The stunning scenes of the Capitol under siege this afternoon suddenly made democracy seem fragile and raised endless questions.
In terms of security, how in the world did protestors -who police knew were coming - get into the building and vandalize offices? How quickly could trained terrorists breach security and attack Congress?
In terms of law enforcement, it’s typically a good thing for police to exercise some restraint when dealing with public protests, but the difference between this event and the assertive tactics we saw at Black Lives Matter protests was striking.
And then there’s the biggest question: Were Trump supporters within their rights to march on the Capitol and share their grievances?

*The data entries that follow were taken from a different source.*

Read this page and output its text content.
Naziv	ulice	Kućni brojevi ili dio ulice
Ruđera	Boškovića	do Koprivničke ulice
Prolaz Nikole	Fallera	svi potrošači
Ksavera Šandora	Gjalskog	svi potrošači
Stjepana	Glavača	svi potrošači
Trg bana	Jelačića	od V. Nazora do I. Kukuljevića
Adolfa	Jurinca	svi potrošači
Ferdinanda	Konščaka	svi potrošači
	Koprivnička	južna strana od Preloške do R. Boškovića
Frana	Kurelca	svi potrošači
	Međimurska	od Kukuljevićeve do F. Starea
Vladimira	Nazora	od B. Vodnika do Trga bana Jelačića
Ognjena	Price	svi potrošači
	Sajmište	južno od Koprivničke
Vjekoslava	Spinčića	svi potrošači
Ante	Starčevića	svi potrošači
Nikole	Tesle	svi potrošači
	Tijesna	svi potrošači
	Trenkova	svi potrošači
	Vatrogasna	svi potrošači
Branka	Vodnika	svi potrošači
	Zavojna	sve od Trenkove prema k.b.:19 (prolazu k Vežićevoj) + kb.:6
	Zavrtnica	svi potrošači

After all, the First Amendment protects our freedom of speech, the right to peaceably assemble and to petition government “for a redress of grievances.” In fact, speech about politics is the most protected under our system of laws and it’s perfectly logical for protesters to gather outside a government building to protest an election or government action.Of course, the hitch is in the word “peaceably.” Let’s be clear. Many of the thousands of protesters who stood a half-block from the Capitol shouting slogans and carrying signs had every right to do so. But when many broke through barriers to climb the Capitol steps, their actions were no longer peaceable or lawful. Under long-established law, the government can’t shut us up, but it can set reasonable restrictions on the time and place of our speech, particularly if it poses a threat to public or our national security.

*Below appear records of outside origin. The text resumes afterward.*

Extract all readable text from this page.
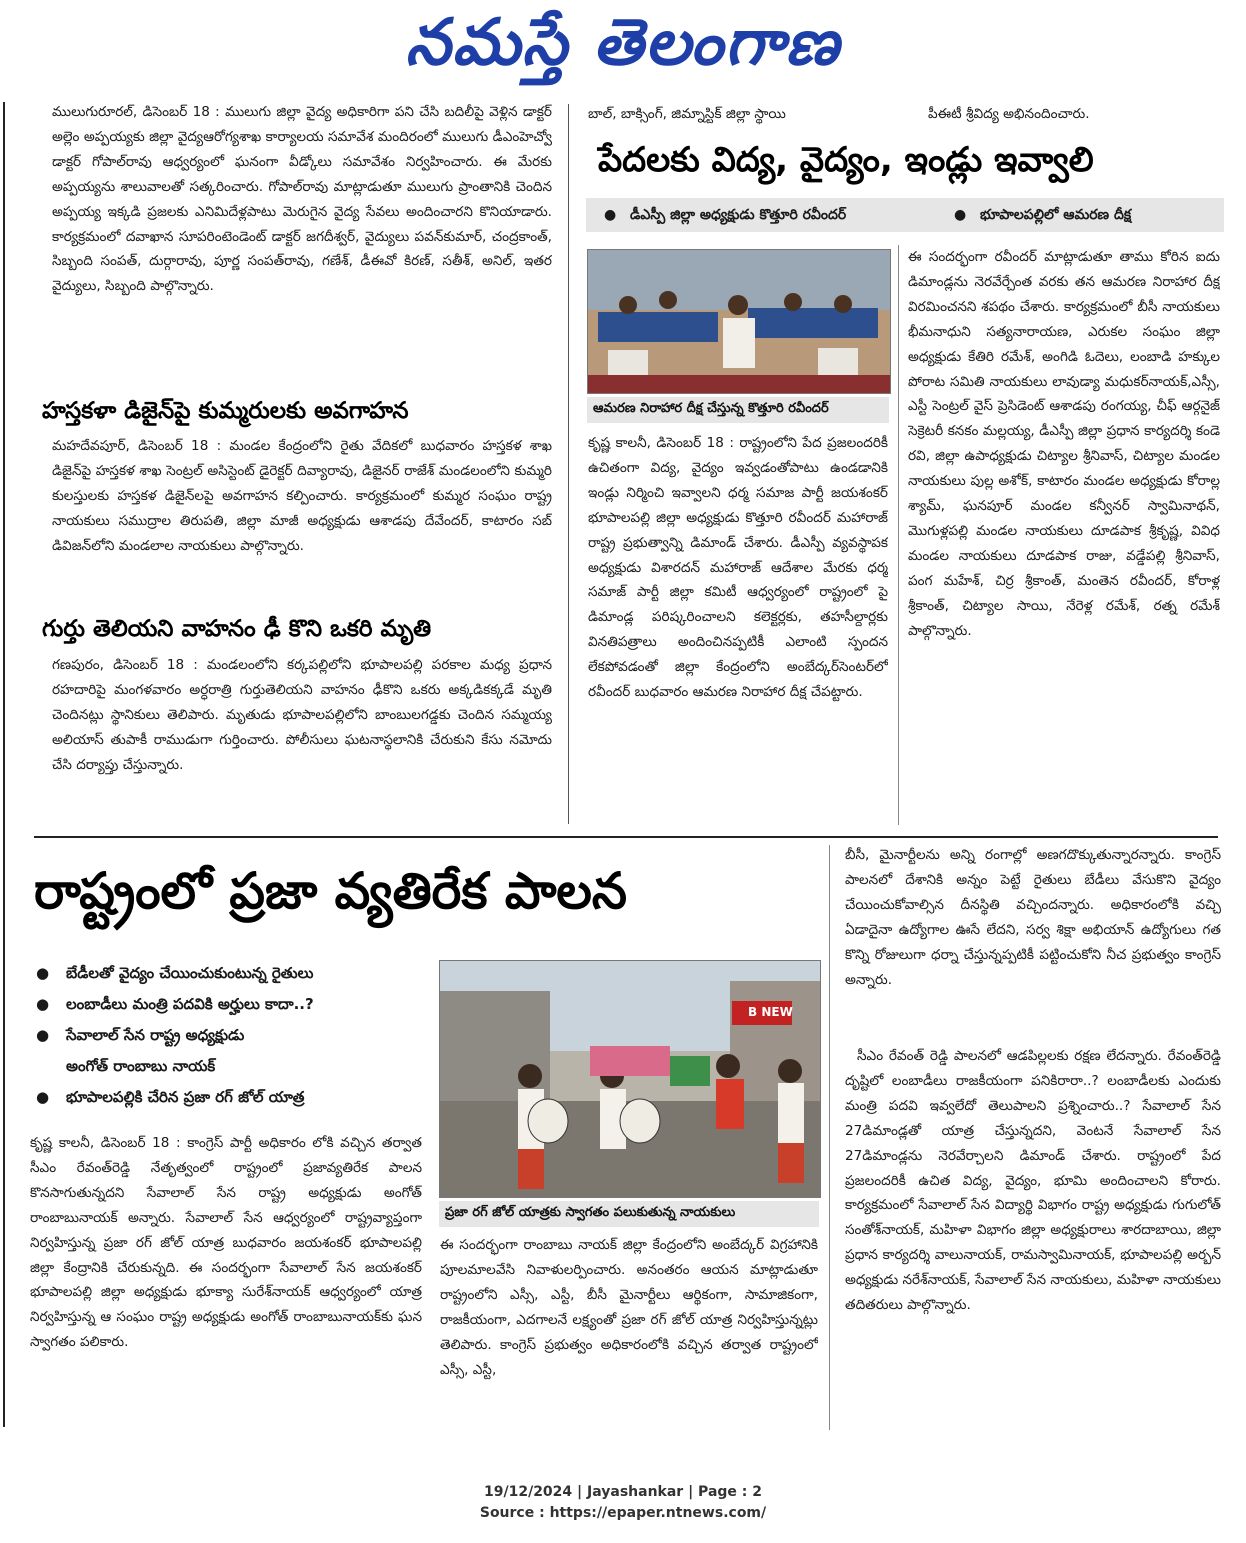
నమస్తే తెలంగాణ
ములుగురూరల్, డిసెంబర్ 18 : ములుగు జిల్లా వైద్య అధికారిగా పని చేసి బదిలీపై వెళ్లిన డాక్టర్ అల్లెం అప్పయ్యకు జిల్లా వైద్యఆరోగ్యశాఖ కార్యాలయ సమావేశ మందిరంలో ములుగు డీఎంహెచ్వో డాక్టర్ గోపాల్‌రావు ఆధ్వర్యంలో ఘనంగా వీడ్కోలు సమావేశం నిర్వహించారు. ఈ మేరకు అప్పయ్యను శాలువాలతో సత్కరించారు. గోపాల్‌రావు మాట్లాడుతూ ములుగు ప్రాంతానికి చెందిన అప్పయ్య ఇక్కడి ప్రజలకు ఎనిమిదేళ్లపాటు మెరుగైన వైద్య సేవలు అందించారని కొనియాడారు. కార్యక్రమంలో దవాఖాన సూపరింటెండెంట్ డాక్టర్ జగదీశ్వర్, వైద్యులు పవన్‌కుమార్, చంద్రకాంత్, సిబ్బంది సంపత్, దుర్గారావు, పూర్ణ సంపత్‌రావు, గణేశ్, డీఈవో కిరణ్, సతీశ్, అనిల్, ఇతర వైద్యులు, సిబ్బంది పాల్గొన్నారు.
హస్తకళా డిజైన్‌పై కుమ్మరులకు అవగాహన
మహదేవపూర్, డిసెంబర్ 18 : మండల కేంద్రంలోని రైతు వేదికలో బుధవారం హస్తకళ శాఖ డిజైన్‌పై హస్తకళ శాఖ సెంట్రల్ అసిస్టెంట్ డైరెక్టర్ దివ్యారావు, డిజైనర్ రాజేశ్ మండలంలోని కుమ్మరి కులస్తులకు హస్తకళ డిజైన్‌లపై అవగాహన కల్పించారు. కార్యక్రమంలో కుమ్మర సంఘం రాష్ట్ర నాయకులు సముద్రాల తిరుపతి, జిల్లా మాజీ అధ్యక్షుడు ఆశాడపు దేవేందర్, కాటారం సబ్ డివిజన్‌లోని మండలాల నాయకులు పాల్గొన్నారు.
గుర్తు తెలియని వాహనం ఢీ కొని ఒకరి మృతి
గణపురం, డిసెంబర్ 18 : మండలంలోని కర్కపల్లిలోని భూపాలపల్లి పరకాల మధ్య ప్రధాన రహదారిపై మంగళవారం అర్ధరాత్రి గుర్తుతెలియని వాహనం ఢీకొని ఒకరు అక్కడికక్కడే మృతి చెందినట్లు స్థానికులు తెలిపారు. మృతుడు భూపాలపల్లిలోని బాంబులగడ్డకు చెందిన సమ్మయ్య అలియాస్ తుపాకీ రాముడుగా గుర్తించారు. పోలీసులు ఘటనాస్థలానికి చేరుకుని కేసు నమోదు చేసి దర్యాప్తు చేస్తున్నారు.
బాల్, బాక్సింగ్, జిమ్నాస్టిక్ జిల్లా స్థాయి	పీఈటీ శ్రీవిద్య అభినందించారు.
పేదలకు విద్య, వైద్యం, ఇండ్లు ఇవ్వాలి
● డీఎస్పీ జిల్లా అధ్యక్షుడు కొత్తూరి రవీందర్	● భూపాలపల్లిలో ఆమరణ దీక్ష
ఆమరణ నిరాహార దీక్ష చేస్తున్న కొత్తూరి రవీందర్
కృష్ణ కాలనీ, డిసెంబర్ 18 : రాష్ట్రంలోని పేద ప్రజలందరికీ ఉచితంగా విద్య, వైద్యం ఇవ్వడంతోపాటు ఉండడానికి ఇండ్లు నిర్మించి ఇవ్వాలని ధర్మ సమాజ పార్టీ జయశంకర్ భూపాలపల్లి జిల్లా అధ్యక్షుడు కొత్తూరి రవీందర్ మహారాజ్ రాష్ట్ర ప్రభుత్వాన్ని డిమాండ్ చేశారు. డీఎస్పీ వ్యవస్థాపక అధ్యక్షుడు విశారదన్ మహారాజ్ ఆదేశాల మేరకు ధర్మ సమాజ్ పార్టీ జిల్లా కమిటీ ఆధ్వర్యంలో రాష్ట్రంలో పై డిమాండ్ల పరిష్కరించాలని కలెక్టర్లకు, తహసీల్దార్లకు వినతిపత్రాలు అందించినప్పటికీ ఎలాంటి స్పందన లేకపోవడంతో జిల్లా కేంద్రంలోని అంబేద్కర్‌సెంటర్‌లో రవీందర్ బుధవారం ఆమరణ నిరాహార దీక్ష చేపట్టారు.
ఈ సందర్భంగా రవీందర్ మాట్లాడుతూ తాము కోరిన ఐదు డిమాండ్లను నెరవేర్చేంత వరకు తన ఆమరణ నిరాహార దీక్ష విరమించనని శపథం చేశారు. కార్యక్రమంలో బీసీ నాయకులు భీమనాధుని సత్యనారాయణ, ఎరుకల సంఘం జిల్లా అధ్యక్షుడు కేతిరి రమేశ్, అంగిడి ఓదెలు, లంబాడి హక్కుల పోరాట సమితి నాయకులు లావుడ్యా మధుకర్‌నాయక్,ఎస్సీ, ఎస్టీ సెంట్రల్ వైస్ ప్రెసిడెంట్ ఆశాడపు రంగయ్య, చీఫ్ ఆర్గనైజ్ సెక్రెటరీ కనకం మల్లయ్య, డీఎస్పీ జిల్లా ప్రధాన కార్యదర్శి కండె రవి, జిల్లా ఉపాధ్యక్షుడు చిట్యాల శ్రీనివాస్, చిట్యాల మండల నాయకులు పుల్ల అశోక్, కాటారం మండల అధ్యక్షుడు కోరాల్ల శ్యామ్, ఘనపూర్ మండల కన్వీనర్ స్వామినాథన్, మొగుళ్లపల్లి మండల నాయకులు దూడపాక శ్రీకృష్ణ, వివిధ మండల నాయకులు దూడపాక రాజు, వడ్డేపల్లి శ్రీనివాస్, పంగ మహేశ్, చిర్ర శ్రీకాంత్, మంతెన రవీందర్, కోరాళ్ల శ్రీకాంత్, చిట్యాల సాయి, నేరెళ్ల రమేశ్, రత్న రమేశ్ పాల్గొన్నారు.
రాష్ట్రంలో ప్రజా వ్యతిరేక పాలన
● బేడీలతో వైద్యం చేయించుకుంటున్న రైతులు
● లంబాడీలు మంత్రి పదవికి అర్హులు కాదా..?
● సేవాలాల్ సేన రాష్ట్ర అధ్యక్షుడు
అంగోత్ రాంబాబు నాయక్
● భూపాలపల్లికి చేరిన ప్రజా రగ్ జోల్ యాత్ర
B NEW
ప్రజా రగ్ జోల్ యాత్రకు స్వాగతం పలుకుతున్న నాయకులు
కృష్ణ కాలనీ, డిసెంబర్ 18 : కాంగ్రెస్ పార్టీ అధికారం లోకి వచ్చిన తర్వాత సీఎం రేవంత్‌రెడ్డి నేతృత్వంలో రాష్ట్రంలో ప్రజావ్యతిరేక పాలన కొనసాగుతున్నదని సేవాలాల్ సేన రాష్ట్ర అధ్యక్షుడు అంగోత్ రాంబాబునాయక్ అన్నారు. సేవాలాల్ సేన ఆధ్వర్యంలో రాష్ట్రవ్యాప్తంగా నిర్వహిస్తున్న ప్రజా రగ్ జోల్ యాత్ర బుధవారం జయశంకర్ భూపాలపల్లి జిల్లా కేంద్రానికి చేరుకున్నది. ఈ సందర్భంగా సేవాలాల్ సేన జయశంకర్ భూపాలపల్లి జిల్లా అధ్యక్షుడు భూక్యా సురేశ్‌నాయక్ ఆధ్వర్యంలో యాత్ర నిర్వహిస్తున్న ఆ సంఘం రాష్ట్ర అధ్యక్షుడు అంగోత్ రాంబాబునాయక్‌కు ఘన స్వాగతం పలికారు.
ఈ సందర్భంగా రాంబాబు నాయక్ జిల్లా కేంద్రంలోని అంబేద్కర్ విగ్రహానికి పూలమాలవేసి నివాళులర్పించారు. అనంతరం ఆయన మాట్లాడుతూ రాష్ట్రంలోని ఎస్సీ, ఎస్టీ, బీసీ మైనార్టీలు ఆర్థికంగా, సామాజికంగా, రాజకీయంగా, ఎదగాలనే లక్ష్యంతో ప్రజా రగ్ జోల్ యాత్ర నిర్వహిస్తున్నట్లు తెలిపారు. కాంగ్రెస్ ప్రభుత్వం అధికారంలోకి వచ్చిన తర్వాత రాష్ట్రంలో ఎస్సీ, ఎస్టీ,
బీసీ, మైనార్టీలను అన్ని రంగాల్లో అణగదొక్కుతున్నారన్నారు. కాంగ్రెస్ పాలనలో దేశానికి అన్నం పెట్టే రైతులు బేడీలు వేసుకొని వైద్యం చేయించుకోవాల్సిన దీనస్థితి వచ్చిందన్నారు. అధికారంలోకి వచ్చి ఏడాదైనా ఉద్యోగాల ఊసే లేదని, సర్వ శిక్షా అభియాన్ ఉద్యోగులు గత కొన్ని రోజులుగా ధర్నా చేస్తున్నప్పటికీ పట్టించుకోని నీచ ప్రభుత్వం కాంగ్రెస్ అన్నారు.
సీఎం రేవంత్ రెడ్డి పాలనలో ఆడపిల్లలకు రక్షణ లేదన్నారు. రేవంత్‌రెడ్డి దృష్టిలో లంబాడీలు రాజకీయంగా పనికిరారా..? లంబాడీలకు ఎందుకు మంత్రి పదవి ఇవ్వలేదో తెలుపాలని ప్రశ్నించారు..? సేవాలాల్ సేన 27డిమాండ్లతో యాత్ర చేస్తున్నదని, వెంటనే సేవాలాల్ సేన 27డిమాండ్లను నెరవేర్చాలని డిమాండ్ చేశారు. రాష్ట్రంలో పేద ప్రజలందరికీ ఉచిత విద్య, వైద్యం, భూమి అందించాలని కోరారు. కార్యక్రమంలో సేవాలాల్ సేన విద్యార్థి విభాగం రాష్ట్ర అధ్యక్షుడు గుగులోత్ సంతోశ్‌నాయక్, మహిళా విభాగం జిల్లా అధ్యక్షురాలు శారదాబాయి, జిల్లా ప్రధాన కార్యదర్శి వాలునాయక్, రామస్వామినాయక్, భూపాలపల్లి అర్బన్ అధ్యక్షుడు నరేశ్‌నాయక్, సేవాలాల్ సేన నాయకులు, మహిళా నాయకులు తదితరులు పాల్గొన్నారు.
19/12/2024 | Jayashankar | Page : 2
Source : https://epaper.ntnews.com/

When the barricades fell, so did First Amendment protection. Anyone prosecuted for breaking through gates or entering the building won’t be charged for their speech or message. They’ll be prosecuted for their illegal actions, none of which are protected by the Bill of Rights.

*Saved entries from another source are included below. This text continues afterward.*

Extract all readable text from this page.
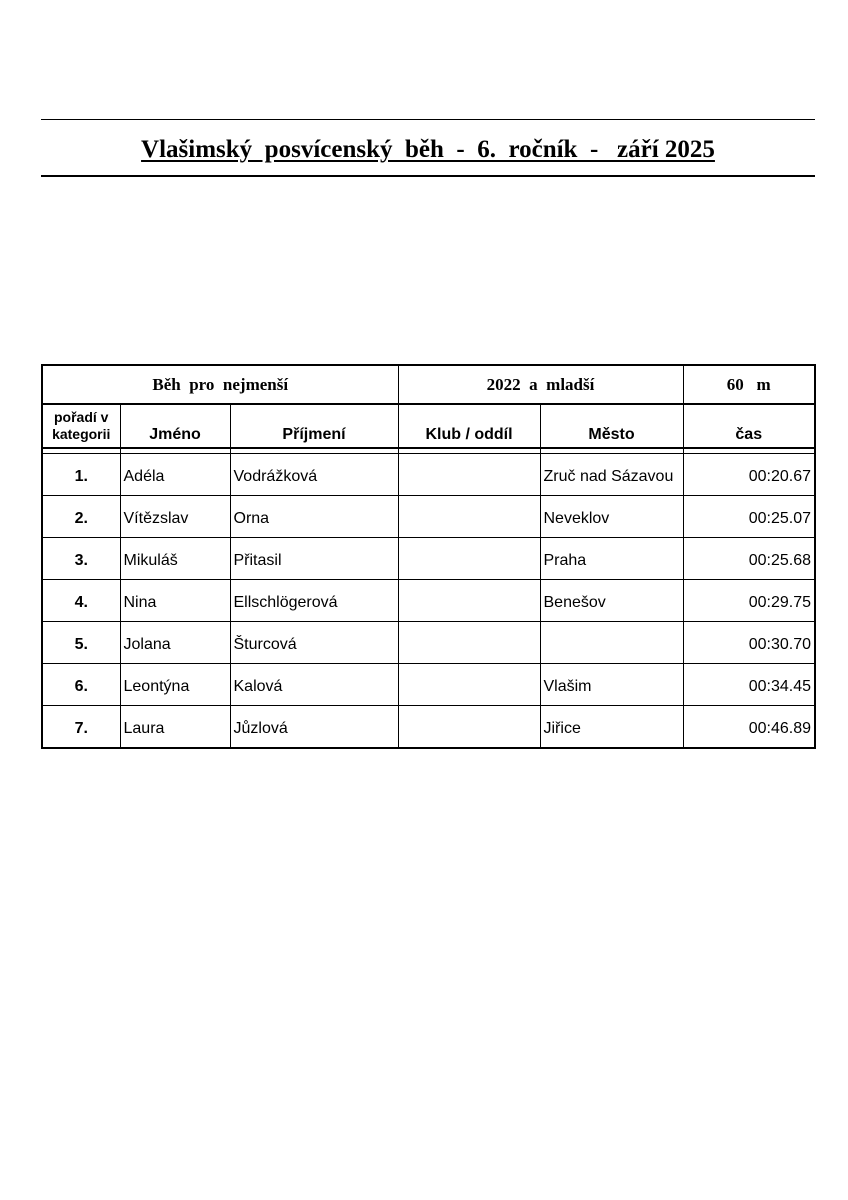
Vlašimský  posvícenský  běh  -  6.  ročník  -   září 2025
Běh  pro  nejmenší			2022  a  mladší		60   m
pořadí v
kategorii	Jméno	Příjmení	Klub / oddíl	Město	čas

1.	Adéla	Vodrážková		Zruč nad Sázavou	00:20.67
2.	Vítězslav	Orna		Neveklov	00:25.07
3.	Mikuláš	Přitasil		Praha	00:25.68
4.	Nina	Ellschlögerová		Benešov	00:29.75
5.	Jolana	Šturcová			00:30.70
6.	Leontýna	Kalová		Vlašim	00:34.45
7.	Laura	Jůzlová		Jiřice	00:46.89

The irony is that peaceful protests so often serve as an escape valve for society. Citizens who are angry about an injustice can peacefully take to the streets, making their case to the world and not having to resort to violence to get attention. This afternoon marked a terrible aberration. Commentators are struggling with what to call it. Is it an insurrection? Mob action? A rebellion?
Let’s just call it profoundly un-American. We are better than this.
Ken Paulson is the director of the Free Speech Center at Middle Tennessee State University.